Он пристально глядел на нее через стол. Она вынудила себя не отводить глаза. Шарлотт отказывалась чувствовать себя виноватой. Зарубить книгу – это были семечки по сравнению с прочими ее преступлениями.
– Так вот что это значит – быть свидетелем, – сказал он и выкатился вон. В этот раз, решил Хорас, направляясь к себе в кабинет, он просить прощения не будет. Рано или поздно ей придется вылезти из своей раковины.
Шарлотт продолжала молча смотреть на рукопись, которую он оставил у нее на столе. Читать это она не собиралась. Свое мнение она ему уже сообщила. Ей не хотелось даже видеть этот текст у себя в кабинете. Она встала, взяла со стола папку, пересекла общий холл и положила ее на стол к секретарю Хораса. Секретарь взглянула на обложку.
– «Под желтыми звездами», – прочла она вслух. – Это что же, любовный роман?

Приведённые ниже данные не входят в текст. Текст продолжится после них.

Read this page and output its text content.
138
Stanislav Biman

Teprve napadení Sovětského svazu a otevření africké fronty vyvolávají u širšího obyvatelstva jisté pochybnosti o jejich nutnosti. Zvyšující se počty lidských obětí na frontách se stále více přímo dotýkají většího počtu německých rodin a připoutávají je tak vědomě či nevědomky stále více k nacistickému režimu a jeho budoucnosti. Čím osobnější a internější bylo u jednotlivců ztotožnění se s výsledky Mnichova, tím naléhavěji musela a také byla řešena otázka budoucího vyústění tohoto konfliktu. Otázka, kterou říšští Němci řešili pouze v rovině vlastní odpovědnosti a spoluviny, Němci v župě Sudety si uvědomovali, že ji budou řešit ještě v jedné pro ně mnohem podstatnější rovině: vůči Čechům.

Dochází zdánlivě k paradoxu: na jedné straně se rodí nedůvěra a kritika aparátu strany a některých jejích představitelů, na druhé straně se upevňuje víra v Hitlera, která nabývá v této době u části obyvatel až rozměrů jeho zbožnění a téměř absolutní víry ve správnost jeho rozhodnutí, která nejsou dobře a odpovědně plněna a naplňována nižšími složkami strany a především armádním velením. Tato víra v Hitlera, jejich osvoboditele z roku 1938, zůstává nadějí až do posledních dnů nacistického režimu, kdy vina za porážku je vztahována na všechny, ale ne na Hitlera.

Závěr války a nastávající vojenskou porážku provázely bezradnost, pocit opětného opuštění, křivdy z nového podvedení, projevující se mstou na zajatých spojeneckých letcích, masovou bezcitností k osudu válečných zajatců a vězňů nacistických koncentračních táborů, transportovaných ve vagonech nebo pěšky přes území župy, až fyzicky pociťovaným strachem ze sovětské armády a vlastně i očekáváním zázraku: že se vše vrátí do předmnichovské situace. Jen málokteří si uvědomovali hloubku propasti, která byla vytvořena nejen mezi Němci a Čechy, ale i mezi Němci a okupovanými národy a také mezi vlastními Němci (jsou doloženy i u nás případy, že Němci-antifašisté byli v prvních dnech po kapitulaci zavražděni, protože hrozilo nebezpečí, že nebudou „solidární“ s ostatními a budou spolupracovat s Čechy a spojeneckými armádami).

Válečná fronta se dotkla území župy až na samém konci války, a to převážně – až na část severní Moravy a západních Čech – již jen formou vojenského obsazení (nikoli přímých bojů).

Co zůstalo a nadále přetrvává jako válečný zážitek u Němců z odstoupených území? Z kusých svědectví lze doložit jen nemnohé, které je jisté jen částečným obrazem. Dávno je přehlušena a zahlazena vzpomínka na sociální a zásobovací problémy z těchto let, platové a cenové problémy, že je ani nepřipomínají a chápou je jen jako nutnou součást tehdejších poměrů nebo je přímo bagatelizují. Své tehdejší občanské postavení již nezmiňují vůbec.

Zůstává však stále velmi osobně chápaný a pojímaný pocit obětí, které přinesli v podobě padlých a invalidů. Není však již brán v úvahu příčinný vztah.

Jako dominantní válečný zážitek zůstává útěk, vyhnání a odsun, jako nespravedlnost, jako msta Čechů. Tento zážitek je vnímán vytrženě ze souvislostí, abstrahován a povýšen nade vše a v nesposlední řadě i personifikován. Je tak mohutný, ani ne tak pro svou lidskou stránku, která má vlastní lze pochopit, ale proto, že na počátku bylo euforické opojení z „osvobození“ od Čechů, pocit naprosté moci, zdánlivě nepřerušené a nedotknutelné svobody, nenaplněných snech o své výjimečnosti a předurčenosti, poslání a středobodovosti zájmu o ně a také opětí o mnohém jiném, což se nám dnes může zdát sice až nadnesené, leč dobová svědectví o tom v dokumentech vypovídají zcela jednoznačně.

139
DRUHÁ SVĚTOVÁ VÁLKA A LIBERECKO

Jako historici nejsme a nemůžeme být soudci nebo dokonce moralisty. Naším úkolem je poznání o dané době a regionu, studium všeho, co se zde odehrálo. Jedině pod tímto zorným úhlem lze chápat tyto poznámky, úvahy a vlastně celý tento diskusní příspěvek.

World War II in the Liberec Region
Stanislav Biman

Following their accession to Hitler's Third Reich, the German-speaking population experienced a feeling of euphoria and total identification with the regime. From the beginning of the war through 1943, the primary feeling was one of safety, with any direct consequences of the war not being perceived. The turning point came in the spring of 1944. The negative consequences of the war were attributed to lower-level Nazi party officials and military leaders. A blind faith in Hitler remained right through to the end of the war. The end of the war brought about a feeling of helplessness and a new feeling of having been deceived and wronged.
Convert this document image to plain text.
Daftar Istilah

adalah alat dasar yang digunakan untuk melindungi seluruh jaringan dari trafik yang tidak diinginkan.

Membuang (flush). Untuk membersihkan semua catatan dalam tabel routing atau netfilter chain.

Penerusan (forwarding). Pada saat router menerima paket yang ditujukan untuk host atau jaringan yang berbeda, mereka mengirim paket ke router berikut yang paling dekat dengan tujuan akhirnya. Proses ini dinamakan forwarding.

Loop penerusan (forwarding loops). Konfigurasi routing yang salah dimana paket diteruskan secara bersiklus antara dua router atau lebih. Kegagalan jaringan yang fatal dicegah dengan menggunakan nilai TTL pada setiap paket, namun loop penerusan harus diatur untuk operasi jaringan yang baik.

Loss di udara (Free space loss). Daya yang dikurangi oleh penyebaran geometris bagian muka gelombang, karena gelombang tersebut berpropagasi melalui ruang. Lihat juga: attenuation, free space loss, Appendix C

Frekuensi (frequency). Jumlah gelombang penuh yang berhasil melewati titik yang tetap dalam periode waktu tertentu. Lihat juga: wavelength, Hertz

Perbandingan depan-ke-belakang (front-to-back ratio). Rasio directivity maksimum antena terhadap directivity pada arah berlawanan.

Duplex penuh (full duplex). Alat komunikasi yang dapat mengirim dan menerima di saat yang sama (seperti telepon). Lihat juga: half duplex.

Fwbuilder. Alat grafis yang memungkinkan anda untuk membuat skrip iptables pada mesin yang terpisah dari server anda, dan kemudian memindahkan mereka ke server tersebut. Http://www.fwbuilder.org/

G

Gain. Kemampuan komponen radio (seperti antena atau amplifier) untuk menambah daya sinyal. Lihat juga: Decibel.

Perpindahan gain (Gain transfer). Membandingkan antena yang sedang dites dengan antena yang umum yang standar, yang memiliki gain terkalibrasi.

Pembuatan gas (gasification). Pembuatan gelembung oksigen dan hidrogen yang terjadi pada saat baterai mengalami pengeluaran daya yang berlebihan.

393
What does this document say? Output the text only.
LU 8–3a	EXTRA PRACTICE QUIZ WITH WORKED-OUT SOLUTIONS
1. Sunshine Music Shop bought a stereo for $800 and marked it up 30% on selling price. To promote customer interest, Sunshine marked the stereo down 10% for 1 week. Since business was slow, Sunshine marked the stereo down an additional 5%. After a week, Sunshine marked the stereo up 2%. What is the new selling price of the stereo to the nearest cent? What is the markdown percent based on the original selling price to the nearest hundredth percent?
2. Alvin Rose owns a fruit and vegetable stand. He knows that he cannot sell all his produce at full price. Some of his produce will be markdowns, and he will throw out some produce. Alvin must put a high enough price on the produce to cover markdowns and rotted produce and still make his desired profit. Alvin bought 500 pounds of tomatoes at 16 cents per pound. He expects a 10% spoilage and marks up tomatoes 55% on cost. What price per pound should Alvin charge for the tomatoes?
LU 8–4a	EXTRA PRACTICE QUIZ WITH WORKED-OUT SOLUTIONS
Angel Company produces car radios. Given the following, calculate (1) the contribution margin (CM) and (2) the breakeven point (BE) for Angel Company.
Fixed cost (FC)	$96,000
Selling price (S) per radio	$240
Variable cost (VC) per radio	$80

Шарлотт дала бы ей пощечину, но кто раздает пощечины милым пожилым женщинам, чей единственный недостаток – склонность к пересудам на работе и общая наивность? Последнее было особенно сложно поставить ей в вину. Даже среди пострадавших половина пребывала в неведении либо все отрицала – по крайней мере, поначалу.
* * *
Уж конечно, декрет никак не относится к французским евреям, настаивают они, только к приезжим. Уж конечно, это не относится ко мне, ветерану-орденоносцу последней войны; к главе важной корпорации; к хозяйке салона, за приглашение к которой половина немецких генералов отдала бы зуб; ко мне, ведь я же неверующий. Но официальное объявление предельно ясно, пускай даже люди отказываются в это верить, упорно продолжая настаивать, что того, что происходит, не происходит. Все евреи старше шести лет обязаны носить шестиконечную желтую звезду размером с ладонь взрослого, с черной каймой, и звезда эта должна быть пришита – не приколота, а крепко пришита к одежде на левой стороне груди и должна быть постоянно на виду. На звезде должна быть надпись «JUIF» печатными черными буквами. Это-то слово и вызывает к жизни очередные вопросы вместе с надеждами на исключительность. Для французских евреев слово JUIF[36] ассоциируется исключительно с иммигрантами, с приезжими из других стран, в особенности из Восточной Европы. Французские граждане иудейского вероисповедания, тем более те, чьи семьи живут здесь поколениями, называют себя – если вообще упоминают о своей религиозной принадлежности – Israélites. Немцам все эти тонкости безразличны. Еврей есть еврей и, будучи евреем, должен быть загнан в психологическое гетто унижения и стыда, из которого так же трудно спастись, как и из вполне реальных лагерей с их колючей проволокой, надзирателями и собаками. Больше у евреев не будет возможности скрываться под личиной добропорядочных французов – мужчин, женщин и даже детей. Они должны быть помечены. Это для общественного блага.
Сначала кажется, что план не сработает. Кое-кто из французов тоже начинает носить звезды – либо без всяких надписей, либо со вписанными в них словами вроде «ГОЙ» или «СВИНГ»[37]. Протест этот не особенно серьезен, но суровое наказание следует незамедлительно. И чем больше неевреев хватают и сажают в тюрьму, тем реже идут на риск остальные. До сих пор евреи умудрялись пробираться незамеченными в вагоны метро первого класса, куда доступ им был запрещен, – вопреки уверениям нацистов, что еврея легко распознать по длинному крючковатому носу, отвислым губам и прочим столь же надежным признакам. Когда женщина, лишенная всех этих характерных особенностей, но со звездой на груди заходит в запретный для нее вагон, то взбешенный немецкий офицер дергает стоп-кран и велит ей убираться вон. Все остальные пассажиры выходят следом, оставив офицера в гордом арийском одиночестве. Другие христиане выражают свою поддержку кивком, улыбкой или на словах, когда проходят мимо по улице. И некоторые из евреев, отказываясь подчиняться унижениям, ходят по бульварам с гордо поднятой головой, с вызовом, написанным на лице, – вызовом в адрес тех, кому захочется осудить их или пожалеть. А кое-кто даже посиживает в кафе рядом с немцами. И Симон – из их числа. Сначала она отказывается носить нашивку, а потом начинает носить ее напоказ, как носят оружие.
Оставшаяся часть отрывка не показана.